Georges était arrivé par derrière. Il murmurait des prières, il était pâle.

"Le mal est fait, Georges. Je penses que c'est fini. Je l'espère en tout cas." Humbert se demandait si le médecin légiste avait été tué lui aussi. Il se précipita vers le rez de chaussée pour voir si il trouverait des traces de sang ou de lutte. Mais il n'y avait rien. Il fallait appeler la police scientifique pour analyser la scène de crime.

Georges s'était approché et prit soudainement Humbert par le bras.

"J'ai assommé Thierry. L'assassin ne peut être que lui !

-Vous êtes fatigué Georges. Allez vous reposer. C'est à moi seul de décider." Georges lâcha son bras à regrets et s'éloigna le dos courbé.

"Vous le regretterez, commissaire !

-Je ne suis pas commissaire, mais officier de police. Bonne nuit." Humbert referma la porte et se mit à fouiller toute la maison, en se demandant si il n'aurait pas mieux fait d'enfermer Georges leroy pour la nuit. Mais au final, il se dit que l'absence de Thierry quelques instants lui ferait des vacances. Il ouvrit un vieux placard et y trouva le majordome baillonné. "Quelle histoire" pensa t-il en détachant le serviteur.

-Hhh ! Il faut sauver Mme Durand ! cria le majordome.

-Trop tard, monsieur. J'ai quelques questions à vous poser. Que savez vous bordel?

-J'ai peur de ne pas pouvoir vous dire grand chose." Humbert, excédé, dégaina son arme et la pointa vers le majordome.

"J'ai pas envie de perdre mon temps. Comment saviez vous que Mme Durand était en danger? Répondez ou je vous frappe.

-Ok, ça va ! Elle fait partie de la Famille, et une bande de petits morveux veut prendre le pouvoir de la ville.

-La Famille... la Mafia?

-Oui ! Le père Durand qui en faisait partie possédait une grande partie de la ville au compte de la Mafia à laqelle il soustrayait des revenus... Mais un groupe de jeunes a décidé de faire la guerre aux Durand, depuis que le père est mort et que plus personne ne gère les possessions de la mafia dans la ville." Humbert s'assit. La Mafia ! Un gang ! Un gang dans sa ville ! Mais comment l'arrêter?

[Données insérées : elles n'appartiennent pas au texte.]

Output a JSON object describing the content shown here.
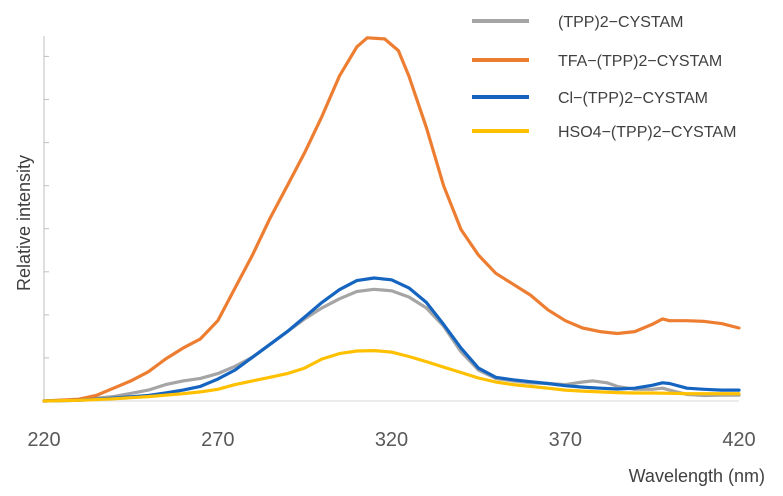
{
  "chart_data": {
    "type": "line",
    "title": "",
    "xlabel": "Wavelength (nm)",
    "ylabel": "Relative intensity",
    "xlim": [
      220,
      420
    ],
    "ylim": [
      0,
      100
    ],
    "xticks": [
      "220",
      "270",
      "320",
      "370",
      "420"
    ],
    "yticks": [
      0,
      11.8,
      23.6,
      35.4,
      47.2,
      59,
      70.8,
      82.6,
      94.4
    ],
    "grid": false,
    "legend_position": "top-right",
    "series": [
      {
        "name": "(TPP)2−CYSTAM",
        "color": "#a5a5a5",
        "x": [
          220,
          230,
          240,
          250,
          255,
          260,
          265,
          270,
          275,
          280,
          285,
          290,
          295,
          300,
          305,
          310,
          315,
          320,
          325,
          330,
          335,
          340,
          345,
          350,
          355,
          360,
          365,
          370,
          375,
          378,
          382,
          385,
          390,
          395,
          398,
          400,
          405,
          410,
          415,
          420
        ],
        "y": [
          0,
          0.3,
          1.2,
          3,
          4.5,
          5.5,
          6.2,
          7.5,
          9.5,
          12,
          15.5,
          19,
          22.5,
          25.5,
          28,
          30,
          30.6,
          30.2,
          28.5,
          25.5,
          20.5,
          13.5,
          8.5,
          6.2,
          5.5,
          5,
          4.8,
          4.5,
          5.2,
          5.5,
          5,
          4,
          3.2,
          3.2,
          3.5,
          3,
          1.8,
          1.5,
          1.6,
          1.6
        ]
      },
      {
        "name": "TFA−(TPP)2−CYSTAM",
        "color": "#ed7d31",
        "x": [
          220,
          230,
          235,
          240,
          245,
          250,
          255,
          260,
          265,
          270,
          275,
          280,
          285,
          290,
          295,
          300,
          305,
          310,
          313,
          318,
          322,
          325,
          330,
          335,
          340,
          345,
          350,
          355,
          360,
          365,
          370,
          375,
          380,
          385,
          390,
          395,
          398,
          400,
          405,
          410,
          415,
          420
        ],
        "y": [
          0,
          0.5,
          1.5,
          3.5,
          5.5,
          8,
          11.5,
          14.5,
          17,
          22,
          31,
          40,
          50,
          59,
          68,
          78,
          89,
          97,
          99.5,
          99.2,
          96,
          89,
          75,
          59,
          47,
          40,
          35,
          32,
          29,
          25,
          22,
          20,
          19,
          18.5,
          19,
          21,
          22.5,
          22,
          22,
          21.8,
          21.2,
          20
        ]
      },
      {
        "name": "Cl−(TPP)2−CYSTAM",
        "color": "#1565c0",
        "x": [
          220,
          230,
          240,
          250,
          255,
          260,
          265,
          270,
          275,
          280,
          285,
          290,
          295,
          300,
          305,
          310,
          315,
          320,
          325,
          330,
          335,
          340,
          345,
          350,
          355,
          360,
          365,
          370,
          375,
          380,
          385,
          390,
          395,
          398,
          400,
          405,
          410,
          415,
          420
        ],
        "y": [
          0,
          0.2,
          0.8,
          1.5,
          2.2,
          3,
          4,
          6,
          8.5,
          12,
          15.5,
          19,
          23,
          27,
          30.5,
          33,
          33.7,
          33.2,
          31,
          27,
          21,
          14.5,
          9,
          6.5,
          5.8,
          5.3,
          4.8,
          4.2,
          3.8,
          3.5,
          3.3,
          3.5,
          4.3,
          5,
          4.8,
          3.5,
          3.2,
          3,
          3
        ]
      },
      {
        "name": "HSO4−(TPP)2−CYSTAM",
        "color": "#ffc000",
        "x": [
          220,
          230,
          240,
          250,
          260,
          265,
          270,
          275,
          280,
          285,
          290,
          295,
          300,
          305,
          310,
          315,
          320,
          325,
          330,
          335,
          340,
          345,
          350,
          355,
          360,
          365,
          370,
          375,
          380,
          385,
          390,
          395,
          400,
          405,
          410,
          415,
          420
        ],
        "y": [
          0,
          0.2,
          0.6,
          1.2,
          2,
          2.5,
          3.2,
          4.5,
          5.5,
          6.5,
          7.5,
          9,
          11.5,
          13,
          13.7,
          13.8,
          13.4,
          12.2,
          10.8,
          9.3,
          7.8,
          6.3,
          5.2,
          4.5,
          4,
          3.5,
          3,
          2.7,
          2.5,
          2.3,
          2.2,
          2.2,
          2.1,
          2,
          2,
          2,
          2
        ]
      }
    ]
  }
}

Il ne se posa pas la question longtemps. Thierry, qui était revenu à lui, les avait rejoint et il lui tira une balle dans le dos. Humbert s'écroula et le regarda stupéfait. Son regard se perdit dans le néant.

Thierry regarda le majordome qui était pétrifié de terreur.

"Vous... vous faites partie des Anges? demanda le majordome.

-Tout à fait. Et je compte prendre possession de cette propriété au nom de mon clan. Si vous voulez, vous pouvez vous joindre à nous pour vous occuper du ménage?" Le majordome secoua la tête.

"C'est a dire... je... je... j'aurais préféré trouver un métier plus calme..." Thierry partit dans un rire dément et tua le majordome.

Le gang des Anges n'allait plus être gené pour un moment.